Use DNS for load balancing and floating IPs for failover - Real-Time Communication on AWS

Use DNS for load balancing and floating IPs for failover

IP telephony clients that support DNS SRV capability can efficiently use the redundancy built into the infrastructure by load balancing clients to different SBCs/PBXs.

A diagram depicting using DNS SRV records to load balance SIP clients .

Using DNS SRV records to load balance SIP clients

The preceding figure shows how customers can use the SRV records to load balance SIP traffic. Any IP telephony client that supports the SRV standard will look for the sip. <transport protocol> prefix in an SRV type DNS record. In the example, the answer section from DNS contains both of the PBXs running in different AWS Availability Zones. However, in addition to the endpoint URIs, the SRV record contains three additional pieces of information:

  • The first number is the Priority (1 in the example above). A lower priority is preferred over higher.

  • The second number is the Weight (10 in the example above).

  • And the third number is the Port to be used (5060).

Since the priority is the same (1) for both PBXs servers, the clients use the weight to load balance between the two PBXs. In this case, since the weights are the same, SIP traffic should be load balanced equally between the two PBXs.

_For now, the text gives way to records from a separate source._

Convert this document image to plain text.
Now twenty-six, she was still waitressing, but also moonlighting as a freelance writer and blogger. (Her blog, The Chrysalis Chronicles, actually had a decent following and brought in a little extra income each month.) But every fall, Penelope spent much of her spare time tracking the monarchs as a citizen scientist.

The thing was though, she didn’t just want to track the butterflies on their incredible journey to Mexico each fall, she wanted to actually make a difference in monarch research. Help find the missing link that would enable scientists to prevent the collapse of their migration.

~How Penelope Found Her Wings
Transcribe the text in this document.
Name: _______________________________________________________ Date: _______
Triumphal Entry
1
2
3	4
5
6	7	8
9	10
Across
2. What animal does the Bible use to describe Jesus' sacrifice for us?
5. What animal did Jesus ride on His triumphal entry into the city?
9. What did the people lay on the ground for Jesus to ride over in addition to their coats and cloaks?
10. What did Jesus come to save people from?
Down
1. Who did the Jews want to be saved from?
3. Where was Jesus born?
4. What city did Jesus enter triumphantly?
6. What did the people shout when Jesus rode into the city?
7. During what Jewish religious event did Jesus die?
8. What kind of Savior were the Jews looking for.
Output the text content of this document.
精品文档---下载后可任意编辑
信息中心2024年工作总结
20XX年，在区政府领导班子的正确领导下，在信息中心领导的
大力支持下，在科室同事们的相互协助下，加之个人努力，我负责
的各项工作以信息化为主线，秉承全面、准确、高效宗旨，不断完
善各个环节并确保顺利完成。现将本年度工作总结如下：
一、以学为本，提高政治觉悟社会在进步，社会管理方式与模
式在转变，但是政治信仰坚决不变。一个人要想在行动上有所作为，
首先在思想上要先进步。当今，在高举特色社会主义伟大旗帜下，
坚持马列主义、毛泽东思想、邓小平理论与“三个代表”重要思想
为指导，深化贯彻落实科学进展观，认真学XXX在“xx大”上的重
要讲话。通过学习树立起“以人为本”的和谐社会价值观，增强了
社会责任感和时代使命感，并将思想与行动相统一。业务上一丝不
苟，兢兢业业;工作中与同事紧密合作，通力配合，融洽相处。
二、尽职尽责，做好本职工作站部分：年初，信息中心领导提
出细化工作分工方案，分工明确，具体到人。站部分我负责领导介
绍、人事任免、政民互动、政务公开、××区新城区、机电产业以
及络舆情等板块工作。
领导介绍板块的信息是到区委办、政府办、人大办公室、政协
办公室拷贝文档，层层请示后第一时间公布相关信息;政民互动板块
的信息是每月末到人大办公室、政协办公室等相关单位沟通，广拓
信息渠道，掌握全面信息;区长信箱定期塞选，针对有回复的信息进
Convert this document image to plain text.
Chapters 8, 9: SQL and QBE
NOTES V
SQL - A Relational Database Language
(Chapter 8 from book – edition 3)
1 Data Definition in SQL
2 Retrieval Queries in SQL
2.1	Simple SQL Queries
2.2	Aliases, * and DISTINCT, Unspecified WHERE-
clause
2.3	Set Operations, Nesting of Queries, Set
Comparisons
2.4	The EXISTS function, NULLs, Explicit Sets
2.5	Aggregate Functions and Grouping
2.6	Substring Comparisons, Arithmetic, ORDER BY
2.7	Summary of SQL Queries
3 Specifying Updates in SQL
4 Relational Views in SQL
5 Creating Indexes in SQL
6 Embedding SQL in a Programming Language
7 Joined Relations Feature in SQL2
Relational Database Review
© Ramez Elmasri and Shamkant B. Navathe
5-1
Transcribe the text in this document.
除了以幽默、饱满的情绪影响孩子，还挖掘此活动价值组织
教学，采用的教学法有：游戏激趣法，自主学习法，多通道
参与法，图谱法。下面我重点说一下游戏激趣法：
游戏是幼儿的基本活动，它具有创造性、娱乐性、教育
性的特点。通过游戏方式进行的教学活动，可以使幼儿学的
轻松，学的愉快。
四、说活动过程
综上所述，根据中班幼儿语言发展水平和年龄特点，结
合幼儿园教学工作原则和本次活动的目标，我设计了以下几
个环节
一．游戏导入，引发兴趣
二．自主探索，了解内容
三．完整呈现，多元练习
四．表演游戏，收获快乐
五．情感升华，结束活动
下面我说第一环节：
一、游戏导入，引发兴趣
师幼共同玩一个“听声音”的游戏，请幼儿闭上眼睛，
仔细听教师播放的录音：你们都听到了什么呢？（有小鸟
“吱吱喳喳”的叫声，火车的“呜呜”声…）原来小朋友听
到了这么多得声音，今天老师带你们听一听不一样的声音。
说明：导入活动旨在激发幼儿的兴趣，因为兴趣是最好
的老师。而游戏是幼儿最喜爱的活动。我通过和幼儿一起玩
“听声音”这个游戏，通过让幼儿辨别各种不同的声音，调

DNS can be a good solution for client load balancing, but what about implementing failover by changing/updating DNS ‘A’ records? This method is discouraged because of inconsistency found in DNS caching behavior within the client and intermediate nodes. A better approach for intra-AZ failover between a cluster of SIP nodes is to use the EC2 IP reassignment where an impaired host’s IP address is instantly reassigned to a healthy host by using the EC2 API. Paired with a detailed monitoring and health check solution, IP reassignment of a failed node ensures that traffic is moved over to a healthy host in a timely manner that minimizes end user disruption.